Compared to a year ago, he says, there’s much more collaboration and much stronger commitment to building partnerships.” For example, there is work to create a national digital learning platform that will offer the same digital services to staff and students, whether they are based at leading research-intensive institutions or former polytechnics.
A bleak outlook
But Bawa fears the coming financial year could bring more woes. Core university subsidies, which were largely spared last year, could be on the chopping block in next month’s 2021/22 budget.
“We are expecting a further cut in [the] subsidy. If there’s a 5 per cent cut in that, it would have very serious consequences for all universities, not just historically disadvantaged ones,” he says.
Research funding was cut last year to redirect money to the pandemic response. Bawa says USAF is lobbying to boost research spending, or at least to limit further cuts.
“We are trying to convince the government that it’s not a good idea to cut research and innovation funding when the economy is down,” he says. USAF is talking to international research funders and embassies to reassure them that South Africa’s research system remains viable for investment.
Business also has a role to play, Bawa adds. Last year, several South African companies, including banks and mobile data providers, helped universities cope with challenges caused by the pandemic. “We aren’t talking about billions of Rand, but we are talking about tens of millions of Rand,” he says.
However, he admits that building partnerships between universities and businesses that are sustainable long-term remains a challenge.

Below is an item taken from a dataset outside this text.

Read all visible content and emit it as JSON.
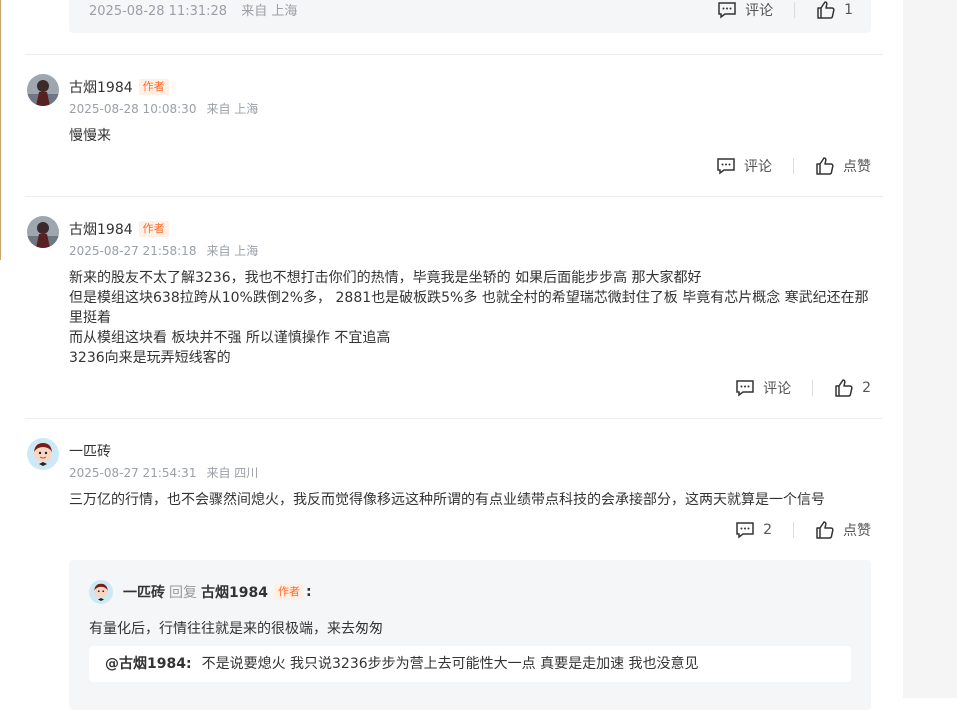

The 2020 academic, delayed by the pandemic, is on track, says Bawa. So far, ten universities have completed the 2020 academic year, and the remaining 16 will do so by March.

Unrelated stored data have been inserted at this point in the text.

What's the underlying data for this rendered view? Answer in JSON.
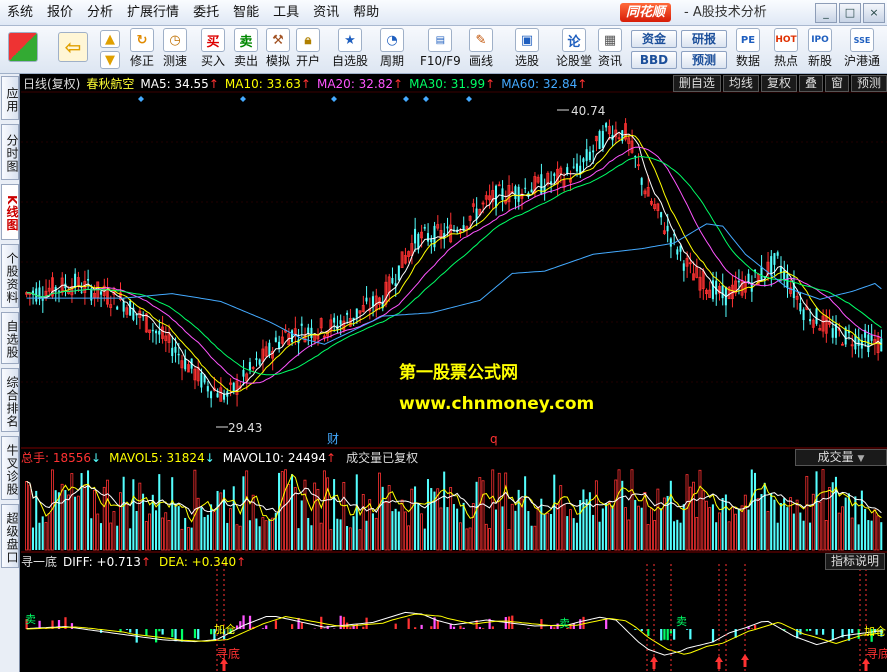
{
  "menu": [
    "系统",
    "报价",
    "分析",
    "扩展行情",
    "委托",
    "智能",
    "工具",
    "资讯",
    "帮助"
  ],
  "brand": {
    "logo": "同花顺",
    "subtitle": "- A股技术分析"
  },
  "window_buttons": [
    "_",
    "□",
    "×"
  ],
  "toolbar": {
    "buttons": [
      {
        "label": "修正",
        "icon": "refresh-icon"
      },
      {
        "label": "测速",
        "icon": "clock-icon"
      },
      {
        "label": "买入",
        "glyph": "买"
      },
      {
        "label": "卖出",
        "glyph": "卖"
      },
      {
        "label": "模拟",
        "icon": "hammer-icon"
      },
      {
        "label": "开户",
        "icon": "lock-icon"
      },
      {
        "label": "自选股",
        "icon": "star-icon"
      },
      {
        "label": "周期",
        "icon": "cycle-icon"
      },
      {
        "label": "F10/F9",
        "icon": "f10-icon"
      },
      {
        "label": "画线",
        "icon": "pencil-icon"
      },
      {
        "label": "选股",
        "icon": "screen-icon"
      },
      {
        "label": "论股堂",
        "glyph": "论"
      },
      {
        "label": "资讯",
        "icon": "news-icon"
      },
      {
        "label": "数据",
        "glyph": "PE"
      },
      {
        "label": "热点",
        "glyph": "HOT"
      },
      {
        "label": "新股",
        "glyph": "IPO"
      },
      {
        "label": "沪港通",
        "glyph": "SSE"
      }
    ],
    "pills": [
      "资金",
      "BBD",
      "研报",
      "预测"
    ]
  },
  "left_tabs": [
    "应用",
    "分时图",
    "K线图",
    "个股资料",
    "自选股",
    "综合排名",
    "牛叉诊股",
    "超级盘口"
  ],
  "kline": {
    "period_label": "日线(复权)",
    "stock_name": "春秋航空",
    "ma": [
      {
        "name": "MA5",
        "value": "34.55",
        "arrow": "↑",
        "color": "#ffffff"
      },
      {
        "name": "MA10",
        "value": "33.63",
        "arrow": "↑",
        "color": "#ffff00"
      },
      {
        "name": "MA20",
        "value": "32.82",
        "arrow": "↑",
        "color": "#ff55ff"
      },
      {
        "name": "MA30",
        "value": "31.99",
        "arrow": "↑",
        "color": "#00ff66"
      },
      {
        "name": "MA60",
        "value": "32.84",
        "arrow": "↑",
        "color": "#44aaff"
      }
    ],
    "right_buttons": [
      "删自选",
      "均线",
      "复权",
      "叠",
      "窗",
      "预测"
    ],
    "high_label": "40.74",
    "low_label": "29.43",
    "event_marks": [
      "财",
      "q"
    ]
  },
  "volume": {
    "total": "总手: 18556",
    "total_arrow": "↓",
    "mavol5": "MAVOL5: 31824",
    "mavol5_arrow": "↓",
    "mavol10": "MAVOL10: 24494",
    "mavol10_arrow": "↑",
    "note": "成交量已复权",
    "selector": "成交量"
  },
  "indicator": {
    "name": "寻一底",
    "diff": "DIFF: +0.713",
    "diff_arrow": "↑",
    "dea": "DEA: +0.340",
    "dea_arrow": "↑",
    "help": "指标说明",
    "signal_labels": [
      "寻底",
      "加仓",
      "寻底",
      "加仓",
      "卖",
      "卖",
      "卖"
    ]
  },
  "watermark": {
    "line1": "第一股票公式网",
    "line2": "www.chnmoney.com"
  },
  "colors": {
    "up": "#ff3232",
    "down": "#54ffff",
    "background": "#000000"
  }
}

As for 2021, Bawa is confident that universities will be able to complete it in the coming calendar year, provided there are no further Covid-19 shutdowns: “One of the things we have been doing is to build a social compact between students and staff to galvanise a co-responsibility to manage outbreaks.”
Several uncertainties remain, including whether students from other African countries who went home for lockdown will be able to return from abroad. Such students make up the majority of South Africa’s international students, who constitute nearly a third of the total student body. Travel options for incoming students are limited as new virus variants of concern, one of which was first isolated in South Africa, have fuelled border closures and flight cancellations.
There are problems going the other way too—a headache for South African students set to take part in exchanges abroad. “Many countries have put a travel ban on South Africans. That’s an issue,” Bawa says. “We are just going to have to manage the international student terrain carefully. We don’t have all the solutions yet.”